Let the number of rackets and the number of bats to be made be x and y respectively.
The given information can be tabulated as below:

In a day, the machine time is not available for more than 42 hours.
∴ 1.5 x + 3y ≤ 42
In a day, the craftsman’s time cannot be more than 24 hours.
∴ 3x + y ≤ 24
Let the total profit be Rs.

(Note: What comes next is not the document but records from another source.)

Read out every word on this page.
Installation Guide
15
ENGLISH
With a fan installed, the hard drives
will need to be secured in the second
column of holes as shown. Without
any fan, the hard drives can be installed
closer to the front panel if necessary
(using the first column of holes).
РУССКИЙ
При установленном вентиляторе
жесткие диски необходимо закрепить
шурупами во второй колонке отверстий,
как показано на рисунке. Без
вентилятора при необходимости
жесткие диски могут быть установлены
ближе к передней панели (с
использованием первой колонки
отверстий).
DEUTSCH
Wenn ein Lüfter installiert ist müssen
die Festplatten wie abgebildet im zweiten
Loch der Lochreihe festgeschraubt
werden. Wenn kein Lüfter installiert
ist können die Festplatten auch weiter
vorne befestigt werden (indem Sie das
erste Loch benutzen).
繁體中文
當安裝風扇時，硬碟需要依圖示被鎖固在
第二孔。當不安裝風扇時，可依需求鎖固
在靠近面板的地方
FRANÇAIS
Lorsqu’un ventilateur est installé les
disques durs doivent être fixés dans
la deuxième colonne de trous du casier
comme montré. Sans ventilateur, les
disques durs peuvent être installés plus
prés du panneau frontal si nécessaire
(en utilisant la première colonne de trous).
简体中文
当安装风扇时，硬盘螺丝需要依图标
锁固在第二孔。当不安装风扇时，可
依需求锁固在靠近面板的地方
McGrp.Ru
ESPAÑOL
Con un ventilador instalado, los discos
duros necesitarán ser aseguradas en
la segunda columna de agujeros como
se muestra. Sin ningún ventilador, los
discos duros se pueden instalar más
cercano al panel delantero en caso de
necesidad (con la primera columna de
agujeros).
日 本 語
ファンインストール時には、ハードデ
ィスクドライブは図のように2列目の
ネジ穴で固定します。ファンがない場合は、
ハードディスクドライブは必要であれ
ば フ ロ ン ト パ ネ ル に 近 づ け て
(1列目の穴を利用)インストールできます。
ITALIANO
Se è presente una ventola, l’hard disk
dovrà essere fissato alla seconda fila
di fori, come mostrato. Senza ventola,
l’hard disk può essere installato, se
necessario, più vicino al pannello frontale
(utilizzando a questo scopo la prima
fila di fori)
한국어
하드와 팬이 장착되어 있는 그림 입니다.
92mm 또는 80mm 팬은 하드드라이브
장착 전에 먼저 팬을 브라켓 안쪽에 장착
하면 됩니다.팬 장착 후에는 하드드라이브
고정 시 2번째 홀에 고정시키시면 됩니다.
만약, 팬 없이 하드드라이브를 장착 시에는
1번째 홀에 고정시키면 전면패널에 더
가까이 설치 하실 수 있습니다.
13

Z.
The profit on a racket is Rs. 20 and on a bat is Rs. 10.
∴ Z = 20x + 10y
Thus, the given linear programming problem can be stated as follows:
Maximise Z = 20x + 10y ... (1)
Subject to
1.5x + 3y ≤ 42 ... (2)
3x + y ≤ 24 ... (3)
x , y ≥ 0 ... (4)
The feasible region can be shaded in the graph as below:

The corner points are A(8,0), B(4,12), C(0,14) and 0(0,0).
The values of Z at these corner points are tabulated as follows:

Corner point	Z = 20x + 10y
A (8 , 0)	160
B (4 , 12)	200
C (0 , 14)	140
D (0 , 0)	0

The maximum value of Z is 200, which occurs at x = 4 and y = 12.
Thus, the factory must produce 4 tennis rackets and 12 cricket bats to earn the maximum profit of Rs. 200.